Possible Insecure Direct Object References (IDOR)

Reference

Plugin Id: 421001 | CWE: 639

Remediation

To mitigate the risk of Insecure Direct Object References (IDOR) vulnerabilities in your OpenAPI specification, consider implementing the following measures:

  1. Proper Access Controls: Ensure that access controls are properly implemented and enforced. Use OpenAPI security schemes to define authentication and authorization requirements. For example, use OAuth2 security schemes for more granular control over access to API endpoints.

    securitySchemes:
      OAuth2:
        type: oauth2
        flows:
          authorizationCode:
            authorizationUrl: https://example.com/oauth/authorize
            tokenUrl: https://example.com/oauth/token
            scopes:
              read: Read access
              write: Write access
    
  2. Indirect Object References: Replace direct object references with indirect ones. Utilize a combination of unique, non-sequential IDs and user-specific tokens.
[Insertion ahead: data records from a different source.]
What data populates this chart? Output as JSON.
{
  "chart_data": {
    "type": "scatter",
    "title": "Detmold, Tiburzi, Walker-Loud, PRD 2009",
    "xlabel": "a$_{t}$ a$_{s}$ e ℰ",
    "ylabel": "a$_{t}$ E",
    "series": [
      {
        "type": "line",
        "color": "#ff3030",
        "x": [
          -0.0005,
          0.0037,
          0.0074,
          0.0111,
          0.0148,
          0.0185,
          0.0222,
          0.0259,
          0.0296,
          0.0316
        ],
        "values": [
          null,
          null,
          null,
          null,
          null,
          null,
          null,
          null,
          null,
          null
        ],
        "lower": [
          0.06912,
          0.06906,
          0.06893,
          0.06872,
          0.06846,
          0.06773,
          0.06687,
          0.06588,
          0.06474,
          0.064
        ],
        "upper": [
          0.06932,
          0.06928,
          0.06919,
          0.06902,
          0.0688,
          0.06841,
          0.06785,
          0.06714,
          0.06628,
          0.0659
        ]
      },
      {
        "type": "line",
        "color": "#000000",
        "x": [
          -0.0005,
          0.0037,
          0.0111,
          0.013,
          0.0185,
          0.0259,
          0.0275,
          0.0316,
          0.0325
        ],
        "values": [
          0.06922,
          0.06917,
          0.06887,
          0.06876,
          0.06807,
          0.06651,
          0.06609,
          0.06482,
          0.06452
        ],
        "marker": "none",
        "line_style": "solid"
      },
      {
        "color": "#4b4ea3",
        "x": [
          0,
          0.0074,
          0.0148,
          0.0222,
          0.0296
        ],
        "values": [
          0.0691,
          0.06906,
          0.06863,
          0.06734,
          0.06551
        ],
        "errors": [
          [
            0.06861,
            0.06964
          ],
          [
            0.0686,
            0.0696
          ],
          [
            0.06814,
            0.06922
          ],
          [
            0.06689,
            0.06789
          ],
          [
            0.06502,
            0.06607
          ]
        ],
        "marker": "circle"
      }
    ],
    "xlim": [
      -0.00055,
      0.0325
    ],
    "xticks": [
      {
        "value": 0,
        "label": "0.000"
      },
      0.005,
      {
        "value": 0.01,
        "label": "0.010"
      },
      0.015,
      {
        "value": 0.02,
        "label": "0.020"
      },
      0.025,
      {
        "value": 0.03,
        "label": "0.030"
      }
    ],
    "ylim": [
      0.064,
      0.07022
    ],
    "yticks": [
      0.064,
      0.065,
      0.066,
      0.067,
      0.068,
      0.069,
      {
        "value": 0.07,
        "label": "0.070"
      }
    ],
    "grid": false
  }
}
In OpenAPI, define parameters that are not predictable.

    paths:
      /items/{itemId}:
        get:
          summary: Get an item
          parameters:
            - name: itemId
              in: path
              required: true
              schema:
                type: string
                format: uuid
    
  3. Context-based Access Controls: Define role-based access control in your OpenAPI specification. Utilize security scopes to restrict access based on user roles and the context of the request.

    paths:
      /admin/data:
        get:
          summary: Access admin data
          security:
            - OAuth2: [admin]
    
  4. Input Validation and Sanitization: In your OpenAPI spec, strictly define acceptable input formats, types, and lengths. Use regular expressions for pattern validation to ensure that only legitimate input is processed.

    parameters:
      - name: username
        in: query
        schema:
          type: string
          pattern: '^[a-zA-Z0-9]{5,12}$'
    
  5. Regular Security Testing and Code Reviews: Regularly test your API using tools that understand OpenAPI specifications. Automated testing can identify potential IDOR vulnerabilities based on your spec.

About

Insecure Direct Object References (IDOR) occur when an application allows direct access to objects based on user-supplied input. Recognized as a common security issue in web applications, IDOR vulnerabilities can lead to unauthorized access or actions. They were first highlighted in the OWASP 2007 Top Ten.

Risks

The risks associated with IDOR vulnerabilities include unauthorized access to sensitive data, privilege escalation, data manipulation or deletion, and legal/compliance implications. Addressing these vulnerabilities is crucial for maintaining data confidentiality, integrity, availability, and user trust.